Google, with the help of Red Hat, recently discovered a buffer overflow problem in the GNU C Library (commonly referred to as glibc), naming it CVE-2015-7547. The issue affects all versions of glibc since 2.9, so taking the time to update and mitigate the problem is critical. Furthermore, the vulnerability can affect any program operating under Linux, which uses this library for many of its core functions.

What’s the Problem?

As reported, the glibc Domain Name System (DNS) client-side resolver is vulnerable to a stack-based buffer overflow when the getaddrinfo() library function is used; software utilizing this function can be potentially exploited through attacker-controlled domain names and DNS servers. An attacker that is able to insert a false address can subvert the normal DNS system and fool the app into accessing a Web resource it had no intention of visiting.

“Overflowing bytes are entirely under the control of the attacker and are the result of a crafted DNS response,” according to Carlos O’Donnell of Red Hat. “A back-of-the-envelope analysis shows it should be possible to write correctly formed DNS responses with attacker-controlled payloads that will penetrate a DNS cache hierarchy and therefore allow attackers to exploit machines behind such caches.”

What does this mean? All Linux servers and Web frameworks, such as Rails, PHP and Python, would be at risk to have this buffer overflow affect their execution (by misdirecting the URLs in their API calls, for example) as well as any Android apps running glibc.

Any type of Linux-based app that makes a domain name call as part of its logic flow would also be affected. The affected application would only have to query the attacker-controlled domain names or servers, and the false responses the app could receive would impair them in any way the attacker wished.

Additionally, a man-in-the-middle (MitM) attack could be mounted. This exploit would allow the attacker to manipulate data passing from an app to the Internet by first making an app’s output send to their domain and resending it from there.

The Buffer Overflow Mechanism

The vulnerability relies on an oversized User Datagram Protocol (UDP) or Transmission Control Protocol (TCP) response. If the response is larger than 2048 bytes, a new buffer will be allocated from the heap and the buffer pointer, new buffer size and response size are updated.

If the response is immediately followed by another response, a mismatch between the stack buffer and the new heap allocation can overwrite the stack. This leads to the stack-based buffer overflow because the DNS response is larger than the stack buffer used to originally store it even though a heap buffer had been allocated.

O’Donnell also said they had performed proof-of-concept tests on an exploit. “Local testing shows we have been able to control at least the execution of one free() call with the buffer overflow and gained control of EIP. Further exploitation was not attempted, only this single attempt to show that it is very likely that execution control can be gained without much more effort.”
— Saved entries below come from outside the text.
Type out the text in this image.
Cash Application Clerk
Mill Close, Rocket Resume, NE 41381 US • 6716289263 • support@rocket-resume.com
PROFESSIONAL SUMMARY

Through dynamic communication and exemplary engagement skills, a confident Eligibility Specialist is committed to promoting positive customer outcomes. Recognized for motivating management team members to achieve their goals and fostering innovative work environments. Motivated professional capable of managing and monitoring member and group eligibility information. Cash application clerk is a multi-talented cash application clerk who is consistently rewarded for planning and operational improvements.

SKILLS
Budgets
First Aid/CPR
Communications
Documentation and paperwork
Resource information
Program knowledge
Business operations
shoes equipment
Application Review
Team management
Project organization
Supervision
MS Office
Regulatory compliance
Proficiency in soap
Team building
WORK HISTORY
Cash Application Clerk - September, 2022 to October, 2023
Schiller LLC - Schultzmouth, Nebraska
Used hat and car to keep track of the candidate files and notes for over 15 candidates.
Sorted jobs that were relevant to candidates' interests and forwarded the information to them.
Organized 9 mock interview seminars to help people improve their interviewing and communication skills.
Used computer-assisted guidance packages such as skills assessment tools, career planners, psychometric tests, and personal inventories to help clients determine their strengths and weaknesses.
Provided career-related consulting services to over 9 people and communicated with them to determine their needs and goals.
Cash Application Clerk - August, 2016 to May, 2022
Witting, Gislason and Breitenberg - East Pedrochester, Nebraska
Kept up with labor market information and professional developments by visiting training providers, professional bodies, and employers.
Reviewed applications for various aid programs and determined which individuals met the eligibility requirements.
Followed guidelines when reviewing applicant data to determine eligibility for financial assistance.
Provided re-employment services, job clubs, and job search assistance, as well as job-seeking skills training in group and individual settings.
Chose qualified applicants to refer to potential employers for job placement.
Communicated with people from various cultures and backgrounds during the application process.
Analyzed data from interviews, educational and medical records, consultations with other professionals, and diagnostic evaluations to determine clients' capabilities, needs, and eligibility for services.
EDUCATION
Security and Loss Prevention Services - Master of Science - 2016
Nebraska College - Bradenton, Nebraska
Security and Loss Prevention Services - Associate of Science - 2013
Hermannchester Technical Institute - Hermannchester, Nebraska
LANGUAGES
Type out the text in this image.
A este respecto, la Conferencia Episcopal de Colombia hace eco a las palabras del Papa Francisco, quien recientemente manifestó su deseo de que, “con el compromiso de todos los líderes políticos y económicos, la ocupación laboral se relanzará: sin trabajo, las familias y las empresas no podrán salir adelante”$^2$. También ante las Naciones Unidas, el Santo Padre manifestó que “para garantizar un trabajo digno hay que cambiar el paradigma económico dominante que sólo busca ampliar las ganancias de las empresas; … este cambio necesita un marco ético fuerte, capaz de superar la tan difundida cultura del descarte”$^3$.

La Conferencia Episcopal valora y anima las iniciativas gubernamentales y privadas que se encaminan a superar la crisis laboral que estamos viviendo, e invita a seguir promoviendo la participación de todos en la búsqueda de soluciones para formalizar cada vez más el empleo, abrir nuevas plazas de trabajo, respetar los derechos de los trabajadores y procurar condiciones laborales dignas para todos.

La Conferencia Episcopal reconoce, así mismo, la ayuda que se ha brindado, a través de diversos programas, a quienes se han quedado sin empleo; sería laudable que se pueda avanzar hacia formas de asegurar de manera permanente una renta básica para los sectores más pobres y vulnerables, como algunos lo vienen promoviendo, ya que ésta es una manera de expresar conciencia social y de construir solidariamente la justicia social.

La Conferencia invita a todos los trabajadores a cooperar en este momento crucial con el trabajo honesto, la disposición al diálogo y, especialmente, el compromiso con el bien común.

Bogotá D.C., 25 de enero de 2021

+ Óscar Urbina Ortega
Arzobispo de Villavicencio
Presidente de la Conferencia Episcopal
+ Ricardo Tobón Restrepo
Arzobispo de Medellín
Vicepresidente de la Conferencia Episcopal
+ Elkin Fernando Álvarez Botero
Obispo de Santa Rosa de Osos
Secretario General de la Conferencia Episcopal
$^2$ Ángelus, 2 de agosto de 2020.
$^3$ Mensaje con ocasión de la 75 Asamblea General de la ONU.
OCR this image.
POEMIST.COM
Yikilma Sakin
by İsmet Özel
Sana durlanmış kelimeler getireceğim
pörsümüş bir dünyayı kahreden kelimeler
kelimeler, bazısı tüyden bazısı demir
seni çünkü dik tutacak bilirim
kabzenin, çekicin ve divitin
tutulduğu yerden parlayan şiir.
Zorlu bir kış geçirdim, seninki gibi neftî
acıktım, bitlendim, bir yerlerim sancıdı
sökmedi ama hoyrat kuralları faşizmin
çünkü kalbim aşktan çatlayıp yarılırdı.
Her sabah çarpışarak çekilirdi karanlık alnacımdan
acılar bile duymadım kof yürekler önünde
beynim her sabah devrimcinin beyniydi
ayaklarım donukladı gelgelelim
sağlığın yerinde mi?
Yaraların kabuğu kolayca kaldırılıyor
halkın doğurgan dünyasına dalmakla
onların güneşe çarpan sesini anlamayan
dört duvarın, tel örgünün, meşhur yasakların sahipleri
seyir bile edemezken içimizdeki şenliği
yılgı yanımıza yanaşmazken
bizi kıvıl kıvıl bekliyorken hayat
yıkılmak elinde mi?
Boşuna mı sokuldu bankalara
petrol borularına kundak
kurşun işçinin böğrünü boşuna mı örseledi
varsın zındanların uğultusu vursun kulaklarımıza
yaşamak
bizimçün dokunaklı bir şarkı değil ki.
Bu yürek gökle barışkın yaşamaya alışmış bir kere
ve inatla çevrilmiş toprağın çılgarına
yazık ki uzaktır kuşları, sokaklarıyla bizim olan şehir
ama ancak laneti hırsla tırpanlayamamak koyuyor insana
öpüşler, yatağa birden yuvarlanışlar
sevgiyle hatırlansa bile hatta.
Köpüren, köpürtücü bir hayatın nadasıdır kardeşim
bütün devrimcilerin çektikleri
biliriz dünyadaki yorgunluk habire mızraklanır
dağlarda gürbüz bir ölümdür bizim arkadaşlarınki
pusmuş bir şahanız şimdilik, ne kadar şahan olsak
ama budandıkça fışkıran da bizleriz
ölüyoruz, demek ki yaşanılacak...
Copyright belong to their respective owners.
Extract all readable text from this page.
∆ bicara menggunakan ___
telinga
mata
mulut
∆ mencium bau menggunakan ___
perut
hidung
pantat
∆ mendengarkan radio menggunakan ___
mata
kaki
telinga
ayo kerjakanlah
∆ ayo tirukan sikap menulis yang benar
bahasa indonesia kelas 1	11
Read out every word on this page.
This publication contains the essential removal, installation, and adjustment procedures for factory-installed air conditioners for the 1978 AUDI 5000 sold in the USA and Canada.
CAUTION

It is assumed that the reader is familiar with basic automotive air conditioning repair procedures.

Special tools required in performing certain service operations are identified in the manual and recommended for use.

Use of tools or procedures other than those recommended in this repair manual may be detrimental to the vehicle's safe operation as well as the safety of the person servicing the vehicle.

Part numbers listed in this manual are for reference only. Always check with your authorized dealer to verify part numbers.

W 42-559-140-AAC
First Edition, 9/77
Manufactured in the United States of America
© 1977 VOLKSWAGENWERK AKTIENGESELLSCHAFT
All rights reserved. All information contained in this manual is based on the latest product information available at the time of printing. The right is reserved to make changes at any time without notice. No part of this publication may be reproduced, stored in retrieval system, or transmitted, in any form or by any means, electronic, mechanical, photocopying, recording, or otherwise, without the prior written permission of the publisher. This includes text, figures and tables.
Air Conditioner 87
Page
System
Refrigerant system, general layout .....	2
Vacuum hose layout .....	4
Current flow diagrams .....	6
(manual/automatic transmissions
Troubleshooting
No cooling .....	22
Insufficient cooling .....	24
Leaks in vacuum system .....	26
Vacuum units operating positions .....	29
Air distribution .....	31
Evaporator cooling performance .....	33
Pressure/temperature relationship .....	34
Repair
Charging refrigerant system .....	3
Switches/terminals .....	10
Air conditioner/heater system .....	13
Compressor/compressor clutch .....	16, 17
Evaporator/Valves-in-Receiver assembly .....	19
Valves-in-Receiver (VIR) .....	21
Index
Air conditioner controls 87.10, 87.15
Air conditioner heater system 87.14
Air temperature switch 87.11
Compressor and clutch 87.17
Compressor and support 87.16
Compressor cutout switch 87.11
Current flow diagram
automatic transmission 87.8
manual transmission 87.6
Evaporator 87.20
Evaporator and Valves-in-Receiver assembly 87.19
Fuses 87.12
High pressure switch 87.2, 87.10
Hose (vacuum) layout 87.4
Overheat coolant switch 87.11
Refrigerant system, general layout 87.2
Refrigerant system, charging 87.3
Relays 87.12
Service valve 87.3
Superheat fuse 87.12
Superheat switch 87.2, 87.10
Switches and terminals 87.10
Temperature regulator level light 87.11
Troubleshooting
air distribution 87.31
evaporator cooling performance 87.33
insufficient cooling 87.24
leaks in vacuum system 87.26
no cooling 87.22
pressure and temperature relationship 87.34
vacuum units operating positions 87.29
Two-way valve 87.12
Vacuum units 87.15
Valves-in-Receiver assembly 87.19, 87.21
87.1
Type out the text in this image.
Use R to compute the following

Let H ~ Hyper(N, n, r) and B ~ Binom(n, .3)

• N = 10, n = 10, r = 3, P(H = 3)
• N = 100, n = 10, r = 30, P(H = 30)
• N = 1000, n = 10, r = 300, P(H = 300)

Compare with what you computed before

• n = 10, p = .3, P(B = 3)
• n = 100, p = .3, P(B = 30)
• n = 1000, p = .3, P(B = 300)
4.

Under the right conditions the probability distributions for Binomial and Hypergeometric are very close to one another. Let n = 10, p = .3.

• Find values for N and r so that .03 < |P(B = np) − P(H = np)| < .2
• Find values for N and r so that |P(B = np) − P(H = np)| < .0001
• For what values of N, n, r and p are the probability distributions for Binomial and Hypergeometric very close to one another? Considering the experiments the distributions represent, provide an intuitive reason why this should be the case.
Time to Patch and Mitigate

While patching is the best course of action, there might be mitigation strategies, as well.

“Our suggested mitigation is to limit the response (i.e., via Dnsmasq or similar programs) sizes accepted by the DNS resolver locally to ensure that DNS queries are sent only to DNS servers, which limit the response size for UDP responses with the truncation bit set,” explained Google researcher Fermin J. Serna.

In simpler terms, keep the buffer from overflowing by manually limiting its size, which prevents it from causing a request for more buffer memory. This way, no mismatch will occur, and no overflow ensues.

In any case, now that the flaw is widely known, an immediate response is necessary from system administrators to prevent exploiters from using it.